There were 2,380 abortionists in 1992, 2,042 in 1996, and 1,819 in 2000, according to AGI. The figure for 2000 represents a drop of 11% from the 1996 survey and a decrease of over 37% from the all-time high of 2,908 recorded in 1982.
AGI reports that 61% of "abortion providers" perform fewer than 400 a year. The mega-clinics--those performing a thousand or more abortions a year--are responsible for approximately four of five of all the abortions, AGI reports.
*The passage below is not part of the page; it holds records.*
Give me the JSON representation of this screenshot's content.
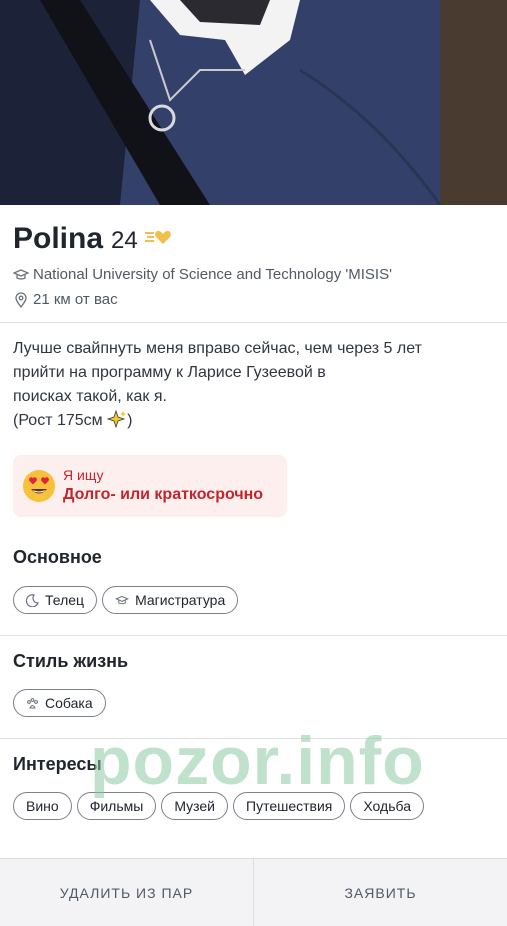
{
  "profile": {
    "name": "Polina",
    "age": "24",
    "university": "National University of Science and Technology 'MISIS'",
    "distance": "21 км от вас",
    "bio": "Лучше свайпнуть меня вправо сейчас, чем через 5 лет\nприйти на программу к Ларисе Гузеевой в\nпоисках такой, как я.\n(Рост 175см",
    "bio_suffix": ")"
  },
  "looking_for": {
    "label": "Я ищу",
    "value": "Долго- или краткосрочно",
    "emoji": "heart-eyes-emoji"
  },
  "sections": {
    "basics": {
      "title": "Основное",
      "chips": [
        {
          "label": "Телец",
          "icon": "moon-icon"
        },
        {
          "label": "Магистратура",
          "icon": "graduation-cap-icon"
        }
      ]
    },
    "lifestyle": {
      "title": "Стиль жизнь",
      "chips": [
        {
          "label": "Собака",
          "icon": "paw-icon"
        }
      ]
    },
    "interests": {
      "title": "Интересы",
      "chips": [
        "Вино",
        "Фильмы",
        "Музей",
        "Путешествия",
        "Ходьба"
      ]
    }
  },
  "watermark": "pozor.info",
  "actions": {
    "remove": "УДАЛИТЬ ИЗ ПАР",
    "report": "ЗАЯВИТЬ"
  },
  "colors": {
    "accent_red": "#c0262c",
    "card_bg": "#fdefee",
    "text": "#21262e",
    "muted": "#505965"
  }
}
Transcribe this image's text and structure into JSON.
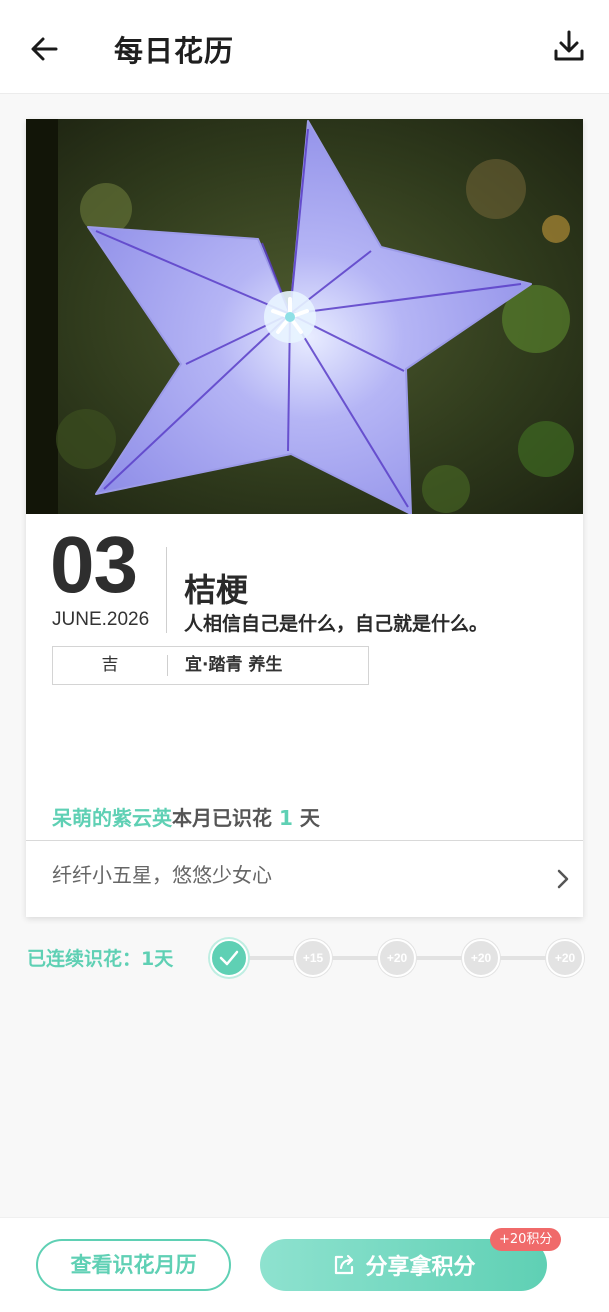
{
  "header": {
    "title": "每日花历",
    "back_icon": "arrow-left-icon",
    "download_icon": "download-icon"
  },
  "card": {
    "photo_subject": "purple balloon flower",
    "day": "03",
    "month_year": "JUNE.2026",
    "flower_name": "桔梗",
    "quote": "人相信自己是什么，自己就是什么。",
    "fortune": {
      "luck": "吉",
      "suitable": "宜·踏青 养生"
    },
    "streak": {
      "nickname": "呆萌的紫云英",
      "text_before": "本月已识花",
      "count": "1",
      "text_after": "天"
    },
    "motto": "纤纤小五星，悠悠少女心"
  },
  "checkin": {
    "label": "已连续识花：1天",
    "nodes": [
      {
        "label": "",
        "done": true
      },
      {
        "label": "+15",
        "done": false
      },
      {
        "label": "+20",
        "done": false
      },
      {
        "label": "+20",
        "done": false
      },
      {
        "label": "+20",
        "done": false
      }
    ]
  },
  "bottom": {
    "calendar_button": "查看识花月历",
    "share_button": "分享拿积分",
    "points_badge": "+20积分"
  },
  "colors": {
    "accent": "#5fd0b4",
    "badge": "#f06a6a"
  }
}
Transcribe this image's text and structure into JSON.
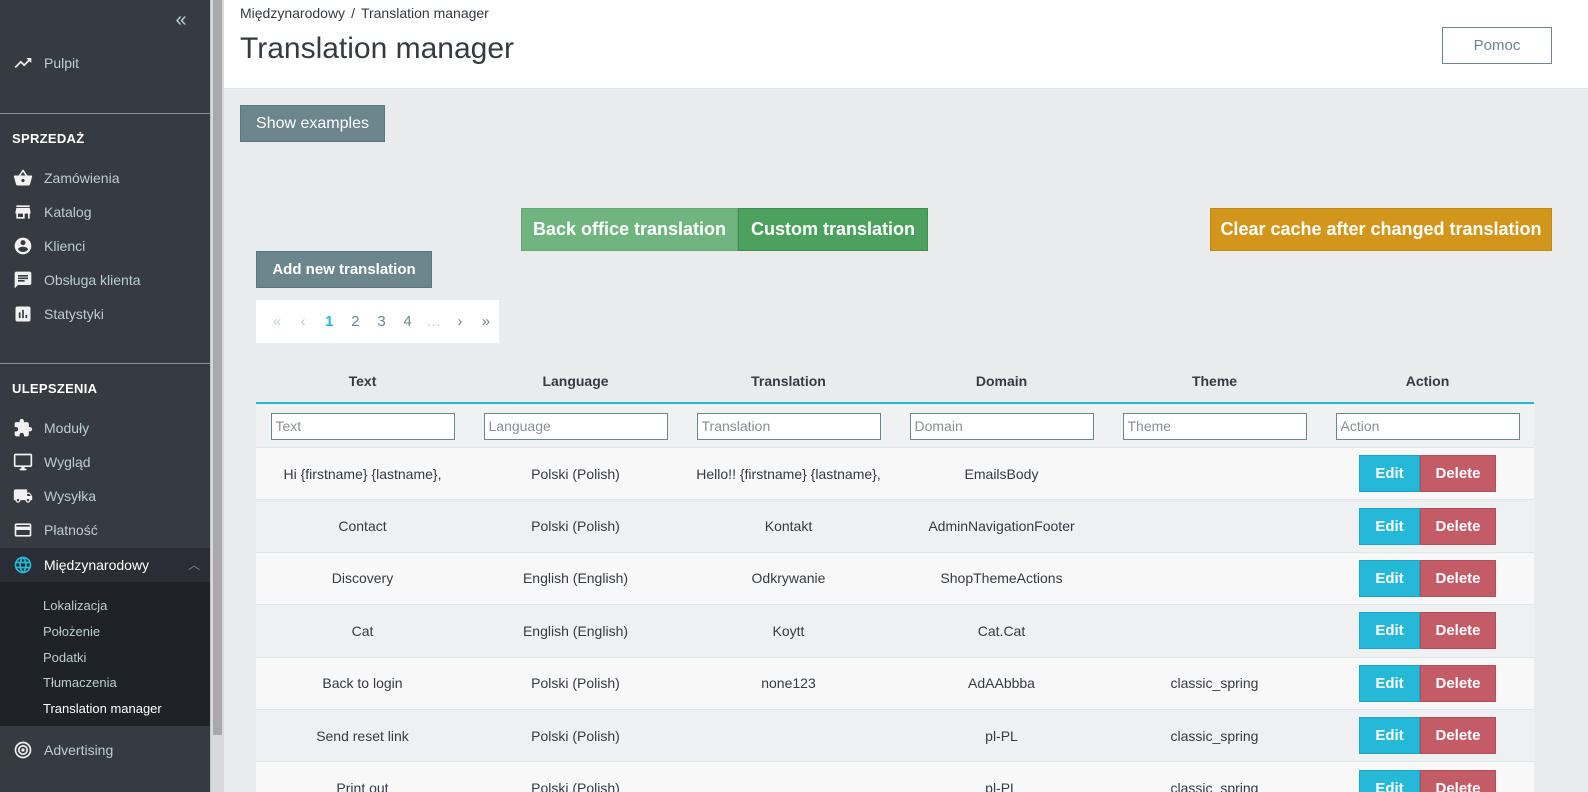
{
  "sidebar": {
    "collapse_icon": "double-chevron-left-icon",
    "dashboard": {
      "label": "Pulpit",
      "icon": "trending-up-icon"
    },
    "sales_section": "SPRZEDAŻ",
    "sales_items": [
      {
        "label": "Zamówienia",
        "icon": "basket-icon"
      },
      {
        "label": "Katalog",
        "icon": "store-icon"
      },
      {
        "label": "Klienci",
        "icon": "account-circle-icon"
      },
      {
        "label": "Obsługa klienta",
        "icon": "chat-icon"
      },
      {
        "label": "Statystyki",
        "icon": "bar-chart-icon"
      }
    ],
    "improve_section": "ULEPSZENIA",
    "improve_items": [
      {
        "label": "Moduły",
        "icon": "puzzle-icon"
      },
      {
        "label": "Wygląd",
        "icon": "desktop-icon"
      },
      {
        "label": "Wysyłka",
        "icon": "truck-icon"
      },
      {
        "label": "Płatność",
        "icon": "credit-card-icon"
      },
      {
        "label": "Międzynarodowy",
        "icon": "globe-icon"
      }
    ],
    "international_submenu": [
      "Lokalizacja",
      "Położenie",
      "Podatki",
      "Tłumaczenia",
      "Translation manager"
    ],
    "advertising": {
      "label": "Advertising",
      "icon": "radar-icon"
    }
  },
  "header": {
    "breadcrumb_parent": "Międzynarodowy",
    "breadcrumb_sep": "/",
    "breadcrumb_current": "Translation manager",
    "title": "Translation manager",
    "help_label": "Pomoc"
  },
  "toolbar": {
    "show_examples": "Show examples",
    "back_office_translation": "Back office translation",
    "custom_translation": "Custom translation",
    "clear_cache": "Clear cache after changed translation",
    "add_new_translation": "Add new translation"
  },
  "pagination": {
    "first": "«",
    "prev": "‹",
    "pages": [
      "1",
      "2",
      "3",
      "4"
    ],
    "current": "1",
    "ellipsis": "…",
    "next": "›",
    "last": "»"
  },
  "table": {
    "columns": [
      "Text",
      "Language",
      "Translation",
      "Domain",
      "Theme",
      "Action"
    ],
    "filter_placeholders": [
      "Text",
      "Language",
      "Translation",
      "Domain",
      "Theme",
      "Action"
    ],
    "edit_label": "Edit",
    "delete_label": "Delete",
    "rows": [
      {
        "text": "Hi {firstname} {lastname},",
        "language": "Polski (Polish)",
        "translation": "Hello!! {firstname} {lastname},",
        "domain": "EmailsBody",
        "theme": ""
      },
      {
        "text": "Contact",
        "language": "Polski (Polish)",
        "translation": "Kontakt",
        "domain": "AdminNavigationFooter",
        "theme": ""
      },
      {
        "text": "Discovery",
        "language": "English (English)",
        "translation": "Odkrywanie",
        "domain": "ShopThemeActions",
        "theme": ""
      },
      {
        "text": "Cat",
        "language": "English (English)",
        "translation": "Koytt",
        "domain": "Cat.Cat",
        "theme": ""
      },
      {
        "text": "Back to login",
        "language": "Polski (Polish)",
        "translation": "none123",
        "domain": "AdAAbbba",
        "theme": "classic_spring"
      },
      {
        "text": "Send reset link",
        "language": "Polski (Polish)",
        "translation": "",
        "domain": "pl-PL",
        "theme": "classic_spring"
      },
      {
        "text": "Print out",
        "language": "Polski (Polish)",
        "translation": "",
        "domain": "pl-PL",
        "theme": "classic_spring"
      }
    ]
  },
  "colors": {
    "sidebar_bg": "#363a41",
    "accent": "#25b9d7",
    "edit": "#25b9d7",
    "delete": "#c45c68",
    "warning": "#d3961c",
    "success": "#4da15e",
    "secondary": "#6c868e"
  }
}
AGI takes pains to point out that some 87% of U.S. counties lack an identified abortion "provider," counties in which it says 34% of women live. It admits, however, that such statistics may overstate the dearth in two ways.
First, a county without an abortionist may be adjacent to a county with one. Second, AGI notes, there may be counties in which abortionists are present but whose "services" aren't publicized.
While AGI advances "harassment" as one possible reason for the declining number of abortionists, it admits, "The decrease in providers was concentrated among those with small caseloads. Because many hospitals and physicians who did not perform abortions in 2000 performed few abortions in 1996, this decline probably had little impact on abortion incidence nationally."
In other words, some abortionists who performed few abortions in 1996 performed none in 2000, which accounts for most of the decline in the number of "abortion providers."